Spécialiste des politiques du salaire et de l’emploi,
Bernard Friot a
commencé sa carrière en 1971 comme assistant puis maître
de
conférences en économie à l’IUT de l’université
de Lorraine. En 2001,
il est élu professeur
de sociologie à l’université de Paris-Ouest
Nanterre, avant de devenir professeur émérite en 2009.
Sa thèse d’État
d’économie porte sur la construction
de la Sécurité sociale
en France
de 1920 à 1980. Il y conteste l’interprétation de 1945 qui fait de
« la
Sécurité sociale
un élément nécessaire
à la période fordiste
du
capitalisme ». Il insiste au contraire sur « le caractère
anticapitaliste des institutions de socialisation
du salaire ». Au
moment
où la souveraineté populaire est mise à mal par les banques et
le patronat,
ses réflexions l’amènent
à développer « une approche du
salariat comme voie de sortie du capitalisme ». Chercheur à l’IDHE
(Institutions et dynamiques historiques de l’économie),
il participe
aux travaux
de l’Institut européen
du salariat. Son parcours
universitaire se double
d’un engagement politique,
il est militant du
PCF
depuis près de quarante-
cinq ans. En 2010,
alors que la réforme
des retraites Fillon est très contestée, il propose
une autre issue,
en publiant, à La Dispute, l’Enjeu
des retraites, puis,
en 2012,
l’Enjeu du salaire et Puissances du salariat. En 2013 est paru chez
Peter Lang, avec Bernadette Clasquin, The Wage Under Attack : Employment
Policies in Europe. Il fonde
en 2011 une association d’éducation
populaire, Réseau Salariat (reseausalariat.info). C. R.

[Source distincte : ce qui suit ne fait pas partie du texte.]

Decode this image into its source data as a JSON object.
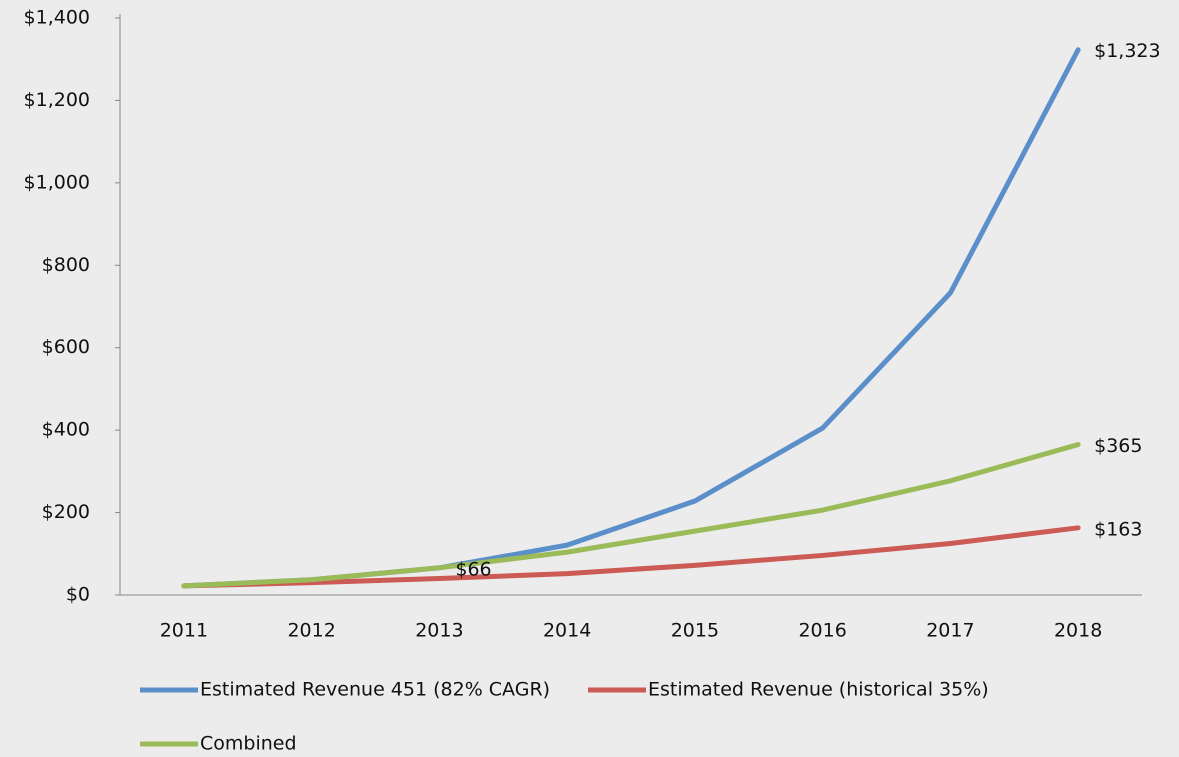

Avec plus de 10 % de chômeurs
en France, un marché du
travail
en crise, vous préconisez « la révolution par le salaire »,
alors que le salariat est considéré par beaucoup comme une aliénation…
Bernard Friot. Le salaire implique bien davantage
qu’un lien de subordination et du pouvoir d’achat. S’en tenir là nous
empêche de lire les dimensions anticapitalistes conquises dans le
salaire entre les années 1930 et 1970, à savoir la qualification de la
personne dans la fonction publique et la cotisation qui socialise déjà
45 % du salaire. Ces conquêtes, gagnées sous l’impulsion de la CGT et
des communistes, sont des tremplins considérables pour une autre
définition de la valeur économique et donc du travail. 40 % du PIB sont
déjà produits dans le cadre des services publics et de la Sécurité
sociale par les fonctionnaires, les retraités, les soignants, les
parents et les chômeurs. Autant de personnes qui ne relèvent ni du
marché du travail ni de la valorisation de la propriété lucrative par la
production de marchandises. Cela ouvre un possible pour sortir du
capitalisme. Le salariat, c’est la classe révolutionnaire en train de se
construire en assumant ses conquêtes, en poussant plus loin
l’affirmation de cette alternative. Une alternative au marché du travail
par la généralisation du salaire à vie des fonctionnaires et des
retraités. Mais aussi une alternative à la propriété lucrative et au
crédit par la généralisation de la cotisation, pour financer
l’investissement, et de la copropriété d’usage de tous les outils de
travail. Enfin, une alternative à la mesure de la valeur par le temps de
travail, par la généralisation de sa mesure, par la qualification des
producteurs, comme c’est déjà le cas pour l’administration et la
Sécurité sociale.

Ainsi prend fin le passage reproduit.